Pretrained Transformers as Universal Computation Engines

Source

Core Claim

A Transformer pretrained on natural language can transfer useful computation to non-language sequence tasks with minimal fine-tuning, even when self-attention and feed-forward residual blocks are frozen.

Key Contributions

  • Introduces the Frozen Pretrained Transformer setup.
  • Fine-tunes only input/output layers, positional embeddings, and layer norms while leaving core GPT-2 blocks frozen.
  • Tests transfer to numerical computation, image classification, and protein fold prediction.
  • Compares language-pretrained Transformers with random Transformers and LSTMs.
  • Finds that language pretraining can improve performance and training efficiency on non-language tasks.

Method Notes

This is a cross-modality transfer source, not a time-series forecasting paper. Its relevance is the “training on structured data is better than random noise” lesson: pretrained sequence computation may transfer even when the source modality differs sharply from the target modality.

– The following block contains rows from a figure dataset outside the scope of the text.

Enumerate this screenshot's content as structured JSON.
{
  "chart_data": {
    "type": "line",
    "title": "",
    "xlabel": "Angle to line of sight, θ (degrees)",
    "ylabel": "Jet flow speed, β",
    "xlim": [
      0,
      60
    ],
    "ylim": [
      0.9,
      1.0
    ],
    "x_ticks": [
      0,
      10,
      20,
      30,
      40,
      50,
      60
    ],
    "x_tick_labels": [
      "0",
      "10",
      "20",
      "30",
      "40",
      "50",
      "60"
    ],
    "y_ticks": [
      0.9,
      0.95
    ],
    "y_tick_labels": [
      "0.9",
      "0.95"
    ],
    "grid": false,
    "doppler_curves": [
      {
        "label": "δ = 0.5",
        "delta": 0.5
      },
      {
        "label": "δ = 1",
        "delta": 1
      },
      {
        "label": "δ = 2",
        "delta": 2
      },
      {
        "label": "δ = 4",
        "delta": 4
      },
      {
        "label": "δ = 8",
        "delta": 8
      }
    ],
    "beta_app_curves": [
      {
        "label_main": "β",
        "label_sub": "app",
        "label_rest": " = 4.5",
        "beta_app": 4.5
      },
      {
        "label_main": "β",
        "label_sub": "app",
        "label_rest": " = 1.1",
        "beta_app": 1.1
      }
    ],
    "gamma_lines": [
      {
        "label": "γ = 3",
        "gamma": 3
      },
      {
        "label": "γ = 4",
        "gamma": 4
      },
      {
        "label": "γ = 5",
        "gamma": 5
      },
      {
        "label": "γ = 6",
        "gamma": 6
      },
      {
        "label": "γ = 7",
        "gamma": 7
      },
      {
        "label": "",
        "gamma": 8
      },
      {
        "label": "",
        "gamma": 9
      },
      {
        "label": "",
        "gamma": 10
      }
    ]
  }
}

For TSFMs, the question is whether text-pretrained or vision-pretrained sequence backbones provide useful initialization for numeric temporal data, and which layers should stay frozen versus adapted.

Evidence And Results

The paper reports that Frozen Pretrained Transformers can match or approach strong task-specific baselines across several non-language tasks and often converge faster than from-scratch alternatives.

Alex Notes

  • From Kotenkov.
  • Alex note: “Training on cat videos is better than random noise” and many studies on jumpstarting training from a different modality.

Limitations

  • The transfer tasks are not modern large-scale time-series forecasting benchmarks.
  • It does not prove that natural-language pretraining is the best initialization for numeric time series.
  • Frozen transfer can hide whether gains come from architecture, optimization priors, data priors, or representation geometry.

Open Questions

  • Does language-pretrained attention help time-series forecasting after controlling for architecture and optimizer?
  • Which components transfer best: attention maps, MLPs, layer norms, positional embeddings, or only initialization statistics?
  • Can cross-modality initialization reduce TSFM pretraining cost without damaging numerical calibration?